Karas sees the parallel. 

“Knowledge no longer matters. I first realised this in little ways,” he says.  “The point Chomsky made is that the AI is a black box. With GANs, even the experts can’t predict if it will succeed, as the network is designing itself.” 

“Creating deterministic processes which learn highly complex skills by practising them, is a new field of engineering. That's why it appears to be mysterious. Right now, one would have to be an expert to design the right kind of network, and decide which parameters to feed it, to succeed.” 

Speech time is ordered

He did note that one speech problem stumped the GAN teams, and that’s something a specialist would have picked up earlier.  

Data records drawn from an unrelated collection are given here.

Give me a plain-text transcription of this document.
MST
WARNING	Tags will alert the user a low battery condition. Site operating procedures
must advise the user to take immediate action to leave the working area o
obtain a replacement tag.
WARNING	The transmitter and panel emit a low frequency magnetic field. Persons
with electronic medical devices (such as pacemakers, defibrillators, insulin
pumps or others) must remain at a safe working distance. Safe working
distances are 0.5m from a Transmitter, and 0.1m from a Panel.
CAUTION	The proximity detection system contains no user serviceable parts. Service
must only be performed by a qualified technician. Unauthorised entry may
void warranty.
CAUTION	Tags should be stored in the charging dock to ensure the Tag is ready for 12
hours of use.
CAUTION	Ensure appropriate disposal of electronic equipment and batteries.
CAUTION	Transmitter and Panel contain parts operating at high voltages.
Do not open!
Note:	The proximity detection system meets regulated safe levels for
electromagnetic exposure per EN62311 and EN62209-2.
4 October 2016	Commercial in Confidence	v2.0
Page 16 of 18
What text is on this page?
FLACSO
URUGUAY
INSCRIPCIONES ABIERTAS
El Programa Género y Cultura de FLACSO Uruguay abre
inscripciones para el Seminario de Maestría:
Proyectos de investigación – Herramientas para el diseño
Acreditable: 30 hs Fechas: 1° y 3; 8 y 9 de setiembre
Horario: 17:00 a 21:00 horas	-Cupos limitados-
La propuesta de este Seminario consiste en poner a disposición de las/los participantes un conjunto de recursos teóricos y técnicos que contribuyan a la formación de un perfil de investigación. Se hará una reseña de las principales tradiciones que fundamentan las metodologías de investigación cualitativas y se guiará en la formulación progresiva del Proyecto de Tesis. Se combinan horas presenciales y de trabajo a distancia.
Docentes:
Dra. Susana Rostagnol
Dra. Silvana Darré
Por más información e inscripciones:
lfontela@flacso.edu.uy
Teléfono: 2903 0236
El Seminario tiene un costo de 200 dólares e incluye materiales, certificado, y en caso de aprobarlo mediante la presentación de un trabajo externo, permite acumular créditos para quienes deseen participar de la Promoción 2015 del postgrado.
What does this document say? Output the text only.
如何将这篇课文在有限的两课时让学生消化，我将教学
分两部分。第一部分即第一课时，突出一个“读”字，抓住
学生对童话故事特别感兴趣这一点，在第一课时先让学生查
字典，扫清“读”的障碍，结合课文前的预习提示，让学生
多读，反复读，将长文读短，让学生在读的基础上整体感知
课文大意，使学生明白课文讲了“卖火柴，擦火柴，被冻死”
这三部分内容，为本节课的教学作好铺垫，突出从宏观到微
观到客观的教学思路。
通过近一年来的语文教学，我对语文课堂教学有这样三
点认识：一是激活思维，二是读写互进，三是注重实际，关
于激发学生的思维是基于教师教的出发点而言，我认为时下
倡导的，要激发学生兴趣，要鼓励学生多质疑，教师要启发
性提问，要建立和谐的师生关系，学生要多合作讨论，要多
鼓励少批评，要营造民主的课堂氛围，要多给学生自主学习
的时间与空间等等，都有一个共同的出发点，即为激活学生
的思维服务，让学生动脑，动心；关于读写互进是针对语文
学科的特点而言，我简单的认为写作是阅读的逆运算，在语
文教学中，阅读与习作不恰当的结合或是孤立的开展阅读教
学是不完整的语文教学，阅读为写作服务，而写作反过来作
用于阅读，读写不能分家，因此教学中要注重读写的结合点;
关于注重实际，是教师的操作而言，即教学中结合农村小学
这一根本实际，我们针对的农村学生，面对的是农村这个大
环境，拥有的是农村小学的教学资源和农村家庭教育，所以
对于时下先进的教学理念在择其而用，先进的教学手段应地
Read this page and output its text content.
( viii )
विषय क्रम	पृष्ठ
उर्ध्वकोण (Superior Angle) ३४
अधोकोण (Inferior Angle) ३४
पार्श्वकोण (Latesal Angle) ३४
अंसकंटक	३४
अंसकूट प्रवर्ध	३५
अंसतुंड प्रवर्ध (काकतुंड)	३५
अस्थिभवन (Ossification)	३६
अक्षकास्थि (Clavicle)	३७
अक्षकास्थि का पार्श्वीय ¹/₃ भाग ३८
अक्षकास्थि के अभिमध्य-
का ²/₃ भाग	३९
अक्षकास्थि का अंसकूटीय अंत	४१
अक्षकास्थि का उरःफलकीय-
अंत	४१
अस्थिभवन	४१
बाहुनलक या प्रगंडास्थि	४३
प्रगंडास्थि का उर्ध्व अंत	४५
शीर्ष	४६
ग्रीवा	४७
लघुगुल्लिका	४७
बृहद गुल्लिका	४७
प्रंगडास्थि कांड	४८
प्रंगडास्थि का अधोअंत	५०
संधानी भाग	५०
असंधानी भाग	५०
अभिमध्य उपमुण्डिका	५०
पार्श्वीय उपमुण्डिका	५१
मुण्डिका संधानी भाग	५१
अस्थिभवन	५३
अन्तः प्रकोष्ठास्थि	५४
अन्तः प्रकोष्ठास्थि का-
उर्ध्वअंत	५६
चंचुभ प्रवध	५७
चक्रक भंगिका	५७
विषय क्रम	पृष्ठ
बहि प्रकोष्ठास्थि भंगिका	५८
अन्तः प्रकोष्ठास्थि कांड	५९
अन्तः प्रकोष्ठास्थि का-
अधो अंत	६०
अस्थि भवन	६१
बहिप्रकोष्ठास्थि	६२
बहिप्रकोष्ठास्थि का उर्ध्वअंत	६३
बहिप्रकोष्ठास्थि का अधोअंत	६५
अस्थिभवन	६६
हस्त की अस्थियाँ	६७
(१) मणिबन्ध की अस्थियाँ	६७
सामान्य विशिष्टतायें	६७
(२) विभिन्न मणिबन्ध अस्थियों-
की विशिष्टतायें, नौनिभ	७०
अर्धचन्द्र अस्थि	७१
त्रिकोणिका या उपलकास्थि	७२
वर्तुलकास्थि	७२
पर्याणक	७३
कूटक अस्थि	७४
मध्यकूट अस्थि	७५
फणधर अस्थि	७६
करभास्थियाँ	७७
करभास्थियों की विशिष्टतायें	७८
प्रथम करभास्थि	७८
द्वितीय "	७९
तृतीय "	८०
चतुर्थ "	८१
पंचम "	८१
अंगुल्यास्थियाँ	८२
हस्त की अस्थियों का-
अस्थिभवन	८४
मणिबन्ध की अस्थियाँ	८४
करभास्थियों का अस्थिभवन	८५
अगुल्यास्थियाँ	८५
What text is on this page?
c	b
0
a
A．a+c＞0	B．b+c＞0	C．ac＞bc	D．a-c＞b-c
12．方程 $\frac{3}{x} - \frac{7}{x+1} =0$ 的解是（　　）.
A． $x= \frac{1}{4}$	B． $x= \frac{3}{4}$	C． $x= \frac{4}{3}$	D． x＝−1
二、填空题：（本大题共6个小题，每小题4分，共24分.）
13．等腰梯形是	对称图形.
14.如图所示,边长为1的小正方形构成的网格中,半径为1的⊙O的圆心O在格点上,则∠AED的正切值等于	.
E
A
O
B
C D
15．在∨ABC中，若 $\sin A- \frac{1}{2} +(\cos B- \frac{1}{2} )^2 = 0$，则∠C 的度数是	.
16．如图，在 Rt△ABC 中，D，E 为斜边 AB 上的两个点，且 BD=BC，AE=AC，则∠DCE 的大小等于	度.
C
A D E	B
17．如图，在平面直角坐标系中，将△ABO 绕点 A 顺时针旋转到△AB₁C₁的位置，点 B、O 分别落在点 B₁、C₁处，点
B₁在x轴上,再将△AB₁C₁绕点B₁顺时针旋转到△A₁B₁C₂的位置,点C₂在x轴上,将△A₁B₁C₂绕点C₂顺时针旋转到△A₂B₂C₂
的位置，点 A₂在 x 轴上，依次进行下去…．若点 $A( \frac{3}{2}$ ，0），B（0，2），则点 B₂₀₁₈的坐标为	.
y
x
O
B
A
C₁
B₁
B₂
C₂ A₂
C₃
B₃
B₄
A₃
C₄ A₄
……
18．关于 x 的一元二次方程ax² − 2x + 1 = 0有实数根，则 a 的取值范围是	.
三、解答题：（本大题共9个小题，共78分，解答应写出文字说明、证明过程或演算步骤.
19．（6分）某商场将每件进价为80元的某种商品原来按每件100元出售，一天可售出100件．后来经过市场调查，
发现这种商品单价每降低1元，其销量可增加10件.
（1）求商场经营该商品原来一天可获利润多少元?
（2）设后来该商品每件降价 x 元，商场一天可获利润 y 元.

Speech is time ordered, and causality matters. A neural network that can clean up a photo by indiscriminately scanning backwards and forwards – a job it can do very well - didn’t know these two factors were important when it came to linear speech. Not all data is equivalent: the forward pass is more important than the backward pass in training the network. 

“Deep Learning is more like science than engineering,” Karas reflects. “You do experiments and find out new facts about human speech, or indeed, Go. Speech scientists and game theorists have done this for years, and now have new tools. The aim of our project was to teach people to speak more clearly, and now, the best way to do that, would not be to hire speech scientists, but it would still be to ‘do speech science’, just using a new kind of lab.”